The idea being that, for example, $20,000/(1+i)$ is the present value of $20,000$ in one year’s time. However this doesn’t seem to take into account the fact that the pension fund should accrue interest. However all of these questions will be set up so that the interest and inflation are balanced. Hence, we have that, in the notation above, $p(0)=20,000+\frac{20,000}{1+i}+\cdots+\frac{20,000}{(1+i)^{24}}$.

But now we withdraw that €20,000 (at the front): $p(1)=\frac{20,000}{(1+i)}+\cdots+\frac{20,000}{(1+i)^{24}}$.

However the fund now accrues interest at a rate of $i$ ( $=3\%$), followed by a withdrawel of €20,000: $p(2)=\left(\frac{20,000}{(1+i)}+\cdots+\frac{20,000}{(1+i)^{24}}\right)(1+i)-20,000$ $=\left(20,000+\frac{20,000}{(1+i)}+\cdots+\frac{20,000}{(1+i)^{23}}\right)-20,000=\frac{20,000}{1+i}+\cdots+\frac{20,000}{(1+i)^{23}}$.

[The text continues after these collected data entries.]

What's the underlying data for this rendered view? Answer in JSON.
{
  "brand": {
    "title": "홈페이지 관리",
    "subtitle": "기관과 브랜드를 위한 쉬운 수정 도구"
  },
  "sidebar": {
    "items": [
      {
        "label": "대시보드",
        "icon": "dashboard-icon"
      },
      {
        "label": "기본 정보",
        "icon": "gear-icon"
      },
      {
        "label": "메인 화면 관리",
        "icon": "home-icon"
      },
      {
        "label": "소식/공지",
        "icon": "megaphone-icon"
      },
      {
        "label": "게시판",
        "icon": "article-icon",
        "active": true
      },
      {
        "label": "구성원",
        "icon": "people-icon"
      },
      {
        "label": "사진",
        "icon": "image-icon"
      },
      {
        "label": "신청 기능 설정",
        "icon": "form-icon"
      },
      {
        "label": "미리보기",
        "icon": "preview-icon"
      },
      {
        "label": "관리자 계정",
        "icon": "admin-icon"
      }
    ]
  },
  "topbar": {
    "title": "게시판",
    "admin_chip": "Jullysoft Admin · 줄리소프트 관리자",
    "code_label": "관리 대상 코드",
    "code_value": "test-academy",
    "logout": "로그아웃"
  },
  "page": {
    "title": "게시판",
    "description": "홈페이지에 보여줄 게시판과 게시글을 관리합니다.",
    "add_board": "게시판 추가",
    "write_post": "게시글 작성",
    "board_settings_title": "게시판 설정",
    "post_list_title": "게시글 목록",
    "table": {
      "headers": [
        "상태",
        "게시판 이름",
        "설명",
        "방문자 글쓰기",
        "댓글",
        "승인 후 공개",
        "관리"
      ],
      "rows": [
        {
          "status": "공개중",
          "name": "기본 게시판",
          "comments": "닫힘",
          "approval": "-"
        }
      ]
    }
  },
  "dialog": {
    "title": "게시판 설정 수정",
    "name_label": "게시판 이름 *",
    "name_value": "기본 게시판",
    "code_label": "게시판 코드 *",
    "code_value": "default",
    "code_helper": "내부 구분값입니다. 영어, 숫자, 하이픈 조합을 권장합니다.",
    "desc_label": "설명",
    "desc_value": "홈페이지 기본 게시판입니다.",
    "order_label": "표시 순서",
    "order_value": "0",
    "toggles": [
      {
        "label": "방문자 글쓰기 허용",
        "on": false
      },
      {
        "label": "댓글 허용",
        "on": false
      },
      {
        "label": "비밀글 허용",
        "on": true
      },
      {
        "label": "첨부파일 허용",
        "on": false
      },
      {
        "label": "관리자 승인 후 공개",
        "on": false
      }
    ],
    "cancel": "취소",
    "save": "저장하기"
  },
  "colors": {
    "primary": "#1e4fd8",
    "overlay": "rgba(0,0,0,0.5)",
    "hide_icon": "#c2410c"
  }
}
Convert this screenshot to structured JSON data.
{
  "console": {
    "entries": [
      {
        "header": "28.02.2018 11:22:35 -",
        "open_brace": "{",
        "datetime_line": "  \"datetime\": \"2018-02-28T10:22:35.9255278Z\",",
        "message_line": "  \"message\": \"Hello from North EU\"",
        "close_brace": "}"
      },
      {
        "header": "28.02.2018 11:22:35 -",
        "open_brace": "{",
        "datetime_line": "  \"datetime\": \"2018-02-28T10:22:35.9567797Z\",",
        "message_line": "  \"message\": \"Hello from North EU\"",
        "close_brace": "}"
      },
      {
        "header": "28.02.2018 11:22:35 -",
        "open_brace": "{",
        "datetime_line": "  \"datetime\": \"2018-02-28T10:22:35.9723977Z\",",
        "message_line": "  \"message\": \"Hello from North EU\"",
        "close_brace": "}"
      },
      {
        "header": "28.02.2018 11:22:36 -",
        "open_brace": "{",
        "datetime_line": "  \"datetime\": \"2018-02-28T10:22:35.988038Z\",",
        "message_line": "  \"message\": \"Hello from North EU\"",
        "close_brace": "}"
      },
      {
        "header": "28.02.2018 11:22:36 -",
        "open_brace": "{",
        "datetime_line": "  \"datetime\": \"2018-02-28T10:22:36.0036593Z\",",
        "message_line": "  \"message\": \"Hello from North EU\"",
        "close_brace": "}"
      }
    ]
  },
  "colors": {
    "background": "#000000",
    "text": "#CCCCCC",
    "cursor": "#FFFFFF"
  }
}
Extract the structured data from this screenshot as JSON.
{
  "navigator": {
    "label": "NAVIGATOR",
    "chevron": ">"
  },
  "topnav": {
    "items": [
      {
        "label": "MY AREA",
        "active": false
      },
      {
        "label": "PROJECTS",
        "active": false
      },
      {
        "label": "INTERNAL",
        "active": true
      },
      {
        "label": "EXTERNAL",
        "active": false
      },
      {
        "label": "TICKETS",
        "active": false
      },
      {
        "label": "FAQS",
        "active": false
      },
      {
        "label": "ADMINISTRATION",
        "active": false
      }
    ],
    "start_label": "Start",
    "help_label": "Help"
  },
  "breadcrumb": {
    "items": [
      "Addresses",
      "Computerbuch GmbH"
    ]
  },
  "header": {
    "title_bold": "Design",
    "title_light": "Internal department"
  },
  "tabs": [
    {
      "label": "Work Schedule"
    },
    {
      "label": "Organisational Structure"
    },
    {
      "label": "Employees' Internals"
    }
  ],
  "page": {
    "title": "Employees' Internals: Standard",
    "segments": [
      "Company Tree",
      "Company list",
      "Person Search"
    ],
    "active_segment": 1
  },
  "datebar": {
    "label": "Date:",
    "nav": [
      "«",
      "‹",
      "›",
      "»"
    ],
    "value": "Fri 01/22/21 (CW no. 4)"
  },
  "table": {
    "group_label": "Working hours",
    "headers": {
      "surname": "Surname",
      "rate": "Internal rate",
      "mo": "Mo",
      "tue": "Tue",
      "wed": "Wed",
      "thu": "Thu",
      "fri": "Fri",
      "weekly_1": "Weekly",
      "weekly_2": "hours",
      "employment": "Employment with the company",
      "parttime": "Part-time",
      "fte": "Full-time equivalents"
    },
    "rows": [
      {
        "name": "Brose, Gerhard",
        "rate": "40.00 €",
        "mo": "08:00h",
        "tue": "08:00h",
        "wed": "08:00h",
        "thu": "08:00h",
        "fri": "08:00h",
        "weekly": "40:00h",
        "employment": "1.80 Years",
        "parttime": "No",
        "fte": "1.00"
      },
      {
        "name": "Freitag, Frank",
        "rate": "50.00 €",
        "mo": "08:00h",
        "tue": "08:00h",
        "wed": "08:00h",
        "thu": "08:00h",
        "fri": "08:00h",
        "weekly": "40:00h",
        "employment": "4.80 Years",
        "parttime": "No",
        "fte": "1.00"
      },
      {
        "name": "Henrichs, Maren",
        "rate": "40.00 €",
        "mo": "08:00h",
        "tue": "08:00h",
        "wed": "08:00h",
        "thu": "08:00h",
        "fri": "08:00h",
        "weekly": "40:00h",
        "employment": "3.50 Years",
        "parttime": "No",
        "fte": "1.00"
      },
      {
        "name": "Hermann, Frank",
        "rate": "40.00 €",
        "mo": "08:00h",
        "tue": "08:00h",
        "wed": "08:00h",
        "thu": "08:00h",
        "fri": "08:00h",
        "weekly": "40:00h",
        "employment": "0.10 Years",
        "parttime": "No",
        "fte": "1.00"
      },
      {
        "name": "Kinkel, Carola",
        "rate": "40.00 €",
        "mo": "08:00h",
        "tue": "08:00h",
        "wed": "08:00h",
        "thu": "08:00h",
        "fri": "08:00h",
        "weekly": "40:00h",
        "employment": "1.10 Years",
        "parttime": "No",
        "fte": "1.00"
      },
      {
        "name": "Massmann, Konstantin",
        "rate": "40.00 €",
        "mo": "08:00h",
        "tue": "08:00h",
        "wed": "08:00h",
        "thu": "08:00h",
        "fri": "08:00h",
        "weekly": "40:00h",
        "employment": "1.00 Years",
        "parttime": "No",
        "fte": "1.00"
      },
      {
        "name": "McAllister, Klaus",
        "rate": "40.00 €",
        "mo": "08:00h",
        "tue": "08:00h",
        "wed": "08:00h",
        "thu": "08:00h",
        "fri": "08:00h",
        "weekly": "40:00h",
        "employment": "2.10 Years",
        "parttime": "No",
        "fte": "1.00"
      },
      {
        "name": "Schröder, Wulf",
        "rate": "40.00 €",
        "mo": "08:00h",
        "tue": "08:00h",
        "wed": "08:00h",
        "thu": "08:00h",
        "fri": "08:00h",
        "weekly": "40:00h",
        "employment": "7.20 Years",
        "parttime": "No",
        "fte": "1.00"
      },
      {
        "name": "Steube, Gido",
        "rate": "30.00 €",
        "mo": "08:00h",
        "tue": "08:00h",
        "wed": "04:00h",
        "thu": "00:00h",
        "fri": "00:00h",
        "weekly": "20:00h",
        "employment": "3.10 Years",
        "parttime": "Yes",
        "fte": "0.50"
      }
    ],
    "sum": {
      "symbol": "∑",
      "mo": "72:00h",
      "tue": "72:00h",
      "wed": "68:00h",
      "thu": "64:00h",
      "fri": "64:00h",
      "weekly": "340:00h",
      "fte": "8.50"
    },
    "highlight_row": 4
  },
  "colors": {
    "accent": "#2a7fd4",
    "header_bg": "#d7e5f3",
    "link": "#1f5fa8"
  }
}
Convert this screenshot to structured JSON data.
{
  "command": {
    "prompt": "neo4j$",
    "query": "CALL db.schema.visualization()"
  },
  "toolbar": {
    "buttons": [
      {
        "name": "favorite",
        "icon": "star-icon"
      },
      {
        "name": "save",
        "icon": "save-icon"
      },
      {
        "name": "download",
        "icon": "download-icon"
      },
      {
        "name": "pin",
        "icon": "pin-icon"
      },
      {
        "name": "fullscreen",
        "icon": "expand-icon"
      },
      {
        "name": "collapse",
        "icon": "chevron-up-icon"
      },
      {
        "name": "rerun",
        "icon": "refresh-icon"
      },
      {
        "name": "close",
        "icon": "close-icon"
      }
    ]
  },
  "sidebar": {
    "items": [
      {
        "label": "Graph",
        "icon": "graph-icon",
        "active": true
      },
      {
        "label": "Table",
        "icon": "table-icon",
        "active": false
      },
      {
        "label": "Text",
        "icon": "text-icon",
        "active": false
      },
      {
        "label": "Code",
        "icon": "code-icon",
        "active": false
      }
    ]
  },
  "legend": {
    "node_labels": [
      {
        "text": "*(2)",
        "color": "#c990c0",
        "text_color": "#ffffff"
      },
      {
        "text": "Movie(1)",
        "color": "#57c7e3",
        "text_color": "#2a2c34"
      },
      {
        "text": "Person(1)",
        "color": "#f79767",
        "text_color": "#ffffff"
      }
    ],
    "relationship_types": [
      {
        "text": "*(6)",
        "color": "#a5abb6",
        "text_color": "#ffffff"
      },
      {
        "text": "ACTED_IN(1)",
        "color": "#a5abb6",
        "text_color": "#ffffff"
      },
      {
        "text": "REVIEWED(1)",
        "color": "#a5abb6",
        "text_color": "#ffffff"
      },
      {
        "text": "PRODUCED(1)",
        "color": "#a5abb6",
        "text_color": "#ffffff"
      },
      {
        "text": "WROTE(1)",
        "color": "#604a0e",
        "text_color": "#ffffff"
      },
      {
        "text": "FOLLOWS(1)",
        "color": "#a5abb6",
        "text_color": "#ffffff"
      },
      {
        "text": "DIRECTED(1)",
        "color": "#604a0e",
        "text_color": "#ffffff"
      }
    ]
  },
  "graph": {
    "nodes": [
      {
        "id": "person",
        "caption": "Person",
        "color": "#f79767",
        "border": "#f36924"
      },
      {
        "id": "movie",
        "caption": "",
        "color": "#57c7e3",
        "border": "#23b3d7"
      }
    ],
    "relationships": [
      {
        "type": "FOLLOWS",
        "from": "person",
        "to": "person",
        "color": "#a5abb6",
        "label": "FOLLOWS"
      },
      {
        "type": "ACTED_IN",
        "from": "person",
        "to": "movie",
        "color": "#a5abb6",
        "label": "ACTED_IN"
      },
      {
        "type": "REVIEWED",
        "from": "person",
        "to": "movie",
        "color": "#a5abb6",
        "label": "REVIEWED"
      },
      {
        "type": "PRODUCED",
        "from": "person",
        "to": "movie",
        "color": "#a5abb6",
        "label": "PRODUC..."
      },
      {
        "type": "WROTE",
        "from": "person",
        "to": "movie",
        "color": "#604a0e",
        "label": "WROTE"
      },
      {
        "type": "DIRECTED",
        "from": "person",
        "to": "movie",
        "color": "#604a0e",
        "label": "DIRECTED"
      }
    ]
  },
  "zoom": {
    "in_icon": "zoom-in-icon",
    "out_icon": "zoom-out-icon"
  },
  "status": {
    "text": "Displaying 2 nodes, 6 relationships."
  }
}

Hence we kind of get this telescoping such that after $t$ years the pension fund is worth: $p(t)=\frac{20,000}{1+i}+\cdots+\frac{20,000}{(1+i)^{25-t}}$,

so that in the 25th year we have just €20,000 left for the final payment.

It should be clear that this matches the above method exactly. To calculate what $p(0)$ actually is note: $p(0)=20,000+\frac{20,000}{(1+i)}+\cdots+\frac{20,000}{(1+i)^{24}}$ $=20,000+20,000\left(\frac{1}{1+i}\right)+20,000\left(\frac{1}{1+i}\right)^2+\cdots+20,000\left(\frac{1}{1+i}\right)^{24}$,

that is $p(0)$ is a geometric series with first term $a=20,000$ and common ratio $1/(1+i)$. Now there are $25$ terms and using the sum of a geometric series formula in the tables. Let $r=1/(1+i)$ ( $=1/1.03$ in this example): $p(0)=20,000\frac{1-r^{25}}{1-r}=358,711$,

using a calculator (the same as above).

## Infinite Number of Payouts

Suppose you want a pension that pays you € $A$ indefinitely until you die. How much money do you need in the fund. We suppose that inflation is running at a rate of $i$ and that money can also be invested at this rate. By the formula we need: $X= A+\frac{A}{1+i}+\frac{A}{(1+i)^2}+\cdots+\frac{A}{(1+i)^t}+\cdots$, $=A+A\left(\frac{1}{1+i}\right)+A\left(\frac{1}{1+i}\right)^2+\cdots+A\left(\frac{1}{1+i}\right)^t+\cdots$.

That is an infinite geometric series with first term and common ratio $1/(1+i)$ (note that for an infinite geometric series to converge we require that $|r|<1$ — this is certainly the case here). The formula for the sum of an infinite geometric series is in the tables and is given by: $S_\infty=\frac{a}{1-r}$, $X=\frac{A}{1-\left(\frac{1}{1+i}\right)}$.

Multiplying above and below by $1+i$: $X=\frac{A(1+i)}{1+i-1}=\frac{A(1+i)}{i}$.

So far example if you want €20,000 per year this sums to €686,667.

### Remark

If on the other hand you have a pension pot of $X$ and what to find out what payment $A$ you can get per time period (with interest $i$) you end up with (again) $\displaystyle X=\frac{A(1+i)}{i}$

and this is an equation to solve for $A$ in terms of $X$ and $i$: $\underset{\times i}{\Rightarrow} Xi=A(1+i)$ $\displaystyle \underset{\div(1+ i)}{\Rightarrow} A=\frac{Xi}{1+i}$

### Conclusion

You should use the formula as it makes the case of infinite payments easier but realise that the actual mechanics of the pension fund are more like Method 1 above.